Update 3: Marcelo Calbucci thinks SimpleDB is more of a directory service than a database because records can contain different attributes (no schema) and attributes can have multiple values.
Update 2: Smug Mugs’ Don MacAskill likes the service, but is concerned that field sizes are limited to 1024 characters and latency from far away datacenters. He thinks most queries will be easy to convert as they are predominantly hash like lookups anyway.
Update: Scoble asks if SimpleDB kills MySQL, Oracle, et al. The answer is no. Google has a similar service internally and they are still major users of and contributors to MySQL. Sometimes you just need structured data. So RDBMSs aren’t dead. They just may not be the starting point as the barrier to entry for doing the simplest thing to start a website has plummeted. No more setup or admin. Just code and go.
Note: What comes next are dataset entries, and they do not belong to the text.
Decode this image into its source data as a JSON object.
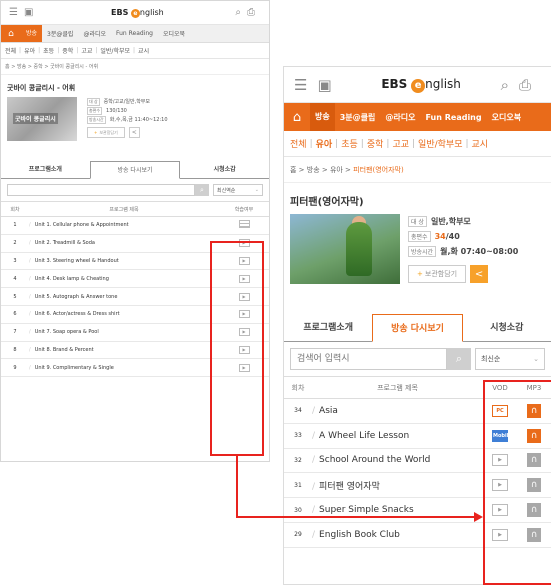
{
  "colors": {
    "accent": "#e96b1a",
    "highlight_frame": "#e8231e",
    "mobile_blue": "#3f7fd6"
  },
  "icons": {
    "menu": "hamburger-icon",
    "calendar": "calendar-icon",
    "search": "search-icon",
    "print": "print-icon",
    "home": "home-icon",
    "share": "share-icon",
    "play": "play-icon",
    "headphone": "headphones-icon"
  },
  "left": {
    "logo": {
      "ebs": "EBS",
      "e": "e",
      "rest": "nglish"
    },
    "nav": {
      "items": [
        "방송",
        "3분@클립",
        "@라디오",
        "Fun Reading",
        "오디오북"
      ]
    },
    "subnav": {
      "items": [
        "전체",
        "유아",
        "초등",
        "중학",
        "고교",
        "일반/학부모",
        "교시"
      ]
    },
    "breadcrumb": {
      "path": "홈 > 방송 > 중학 > 굿바이 콩글리시 - 어휘"
    },
    "program": {
      "title": "굿바이 콩글리시 - 어휘",
      "thumb_label": "굿바이 콩글리시",
      "meta": [
        {
          "key": "대  상",
          "value": "중학/고교/일반,학부모"
        },
        {
          "key": "총편수",
          "value": "130/130"
        },
        {
          "key": "방송시간",
          "value": "화,수,목,금 11:40~12:10"
        }
      ],
      "save_label": "보관함담기"
    },
    "tabs": [
      "프로그램소개",
      "방송 다시보기",
      "시청소감"
    ],
    "search": {
      "sort": "최신역순"
    },
    "table": {
      "headers": [
        "회차",
        "프로그램 제목",
        "학습여부"
      ],
      "rows": [
        {
          "num": "1",
          "title": "Unit 1. Cellular phone & Appointment",
          "icon": "doc"
        },
        {
          "num": "2",
          "title": "Unit 2. Treadmill & Soda",
          "icon": "play"
        },
        {
          "num": "3",
          "title": "Unit 3. Steering wheel & Handout",
          "icon": "play"
        },
        {
          "num": "4",
          "title": "Unit 4. Desk lamp & Cheating",
          "icon": "play"
        },
        {
          "num": "5",
          "title": "Unit 5. Autograph & Answer tone",
          "icon": "play"
        },
        {
          "num": "6",
          "title": "Unit 6. Actor/actress & Dress shirt",
          "icon": "play"
        },
        {
          "num": "7",
          "title": "Unit 7. Soap opera & Pool",
          "icon": "play"
        },
        {
          "num": "8",
          "title": "Unit 8. Brand & Percent",
          "icon": "play"
        },
        {
          "num": "9",
          "title": "Unit 9. Complimentary & Single",
          "icon": "play"
        }
      ]
    }
  },
  "right": {
    "logo": {
      "ebs": "EBS",
      "e": "e",
      "rest": "nglish"
    },
    "nav": {
      "items": [
        "방송",
        "3분@클립",
        "@라디오",
        "Fun Reading",
        "오디오북"
      ]
    },
    "subnav": {
      "items": [
        "전체",
        "유아",
        "초등",
        "중학",
        "고교",
        "일반/학부모",
        "교시"
      ]
    },
    "breadcrumb": {
      "prefix": "홈 > 방송 > 유아 > ",
      "current": "피터팬(영어자막)"
    },
    "program": {
      "title": "피터팬(영어자막)",
      "meta": [
        {
          "key": "대  상",
          "value": "일반,학부모"
        },
        {
          "key": "총편수",
          "value_hl": "34",
          "value_rest": "/40"
        },
        {
          "key": "방송시간",
          "value": "월,화 07:40~08:00"
        }
      ],
      "save_label": "보관함담기"
    },
    "tabs": [
      "프로그램소개",
      "방송 다시보기",
      "시청소감"
    ],
    "search": {
      "placeholder": "검색어 입력시",
      "sort": "최신순"
    },
    "table": {
      "headers": [
        "회차",
        "프로그램 제목",
        "VOD",
        "MP3"
      ],
      "rows": [
        {
          "num": "34",
          "title": "Asia",
          "vod": "PC",
          "vod_type": "pc",
          "mp3": "hot"
        },
        {
          "num": "33",
          "title": "A Wheel Life Lesson",
          "vod": "Mobile",
          "vod_type": "mobile",
          "mp3": "hot"
        },
        {
          "num": "32",
          "title": "School Around the World",
          "vod": "▶",
          "vod_type": "play",
          "mp3": "gray"
        },
        {
          "num": "31",
          "title": "피터팬 영어자막",
          "vod": "▶",
          "vod_type": "play",
          "mp3": "gray"
        },
        {
          "num": "30",
          "title": "Super Simple Snacks",
          "vod": "▶",
          "vod_type": "play",
          "mp3": "gray"
        },
        {
          "num": "29",
          "title": "English Book Club",
          "vod": "▶",
          "vod_type": "play",
          "mp3": "gray"
        }
      ]
    }
  }
}
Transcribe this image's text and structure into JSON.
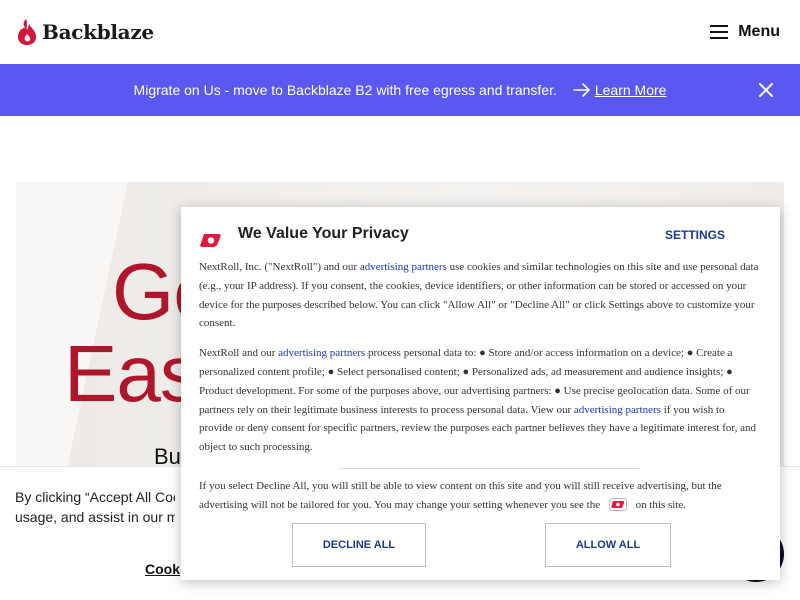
{
  "header": {
    "brand": "Backblaze",
    "menu_label": "Menu"
  },
  "promo": {
    "text": "Migrate on Us - move to Backblaze B2 with free egress and transfer.",
    "link": "Learn More"
  },
  "hero": {
    "line1": "Ge",
    "line2": "Eas",
    "sub": "Bu"
  },
  "cookie_bar": {
    "line1": "By clicking “Accept All Cook",
    "line2": "usage, and assist in our mark",
    "settings_link": "Cook"
  },
  "modal": {
    "title": "We Value Your Privacy",
    "settings_label": "SETTINGS",
    "p1_a": "NextRoll, Inc. (\"NextRoll\") and our ",
    "p1_link": "advertising partners",
    "p1_b": " use cookies and similar technologies on this site and use personal data (e.g., your IP address). If you consent, the cookies, device identifiers, or other information can be stored or accessed on your device for the purposes described below. You can click \"Allow All\" or \"Decline All\" or click Settings above to customize your consent.",
    "p2_a": "NextRoll and our ",
    "p2_link": "advertising partners",
    "p2_b": " process personal data to: ● Store and/or access information on a device; ● Create a personalized content profile; ● Select personalised content; ● Personalized ads, ad measurement and audience insights; ● Product development. For some of the purposes above, our advertising partners: ● Use precise geolocation data. Some of our partners rely on their legitimate business interests to process personal data. View our ",
    "p2_link2": "advertising partners",
    "p2_c": " if you wish to provide or deny consent for specific partners, review the purposes each partner believes they have a legitimate interest for, and object to such processing.",
    "p3_a": "If you select Decline All, you will still be able to view content on this site and you will still receive advertising, but the advertising will not be tailored for you. You may change your setting whenever you see the ",
    "p3_b": " on this site.",
    "decline_label": "DECLINE ALL",
    "allow_label": "ALLOW ALL"
  },
  "colors": {
    "promo_bg": "#5a58f0",
    "hero_red": "#b0162b",
    "modal_link": "#1a34c8",
    "dark_navy": "#0d0c2c"
  },
  "icons": {
    "logo": "flame-icon",
    "menu": "hamburger-icon",
    "promo_arrow": "arrow-right-icon",
    "promo_close": "close-icon",
    "modal_logo": "nextroll-icon"
  }
}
The cherry missing from Amazon’s AWS hot fudge sundae was a database service. They had a CPU scoop with EC2, they had storage scoop with S3, they had a work distribution scoop with their queue, but the database cherry was missing. Now they’ve added it and it’s dessert time.
It seems to be a simple properties like store implemented on Erlang (as is CouchDB). It has simple query capabilities on attributes. It’s fast and scalable. And At $0.14 per hour it’s quite competitive with other options.
What it doesn’t have is a text search or complex RDBMS style queries for structured data. It’s not clear if the data are geographically distributed, in case you are interested in fast response times from different parts of the world. I would be very curious on the relationship between SimpleDB and Dynamo.
Even with these limitations it’s a disruptive service. Most high speed websites use a property store for unstructured data and that’s been hard for smaller groups to implement at scale. But if you’re losing your mind trying to figure out how to store your data at scale, maybe you can now turn your attention to more productive problems.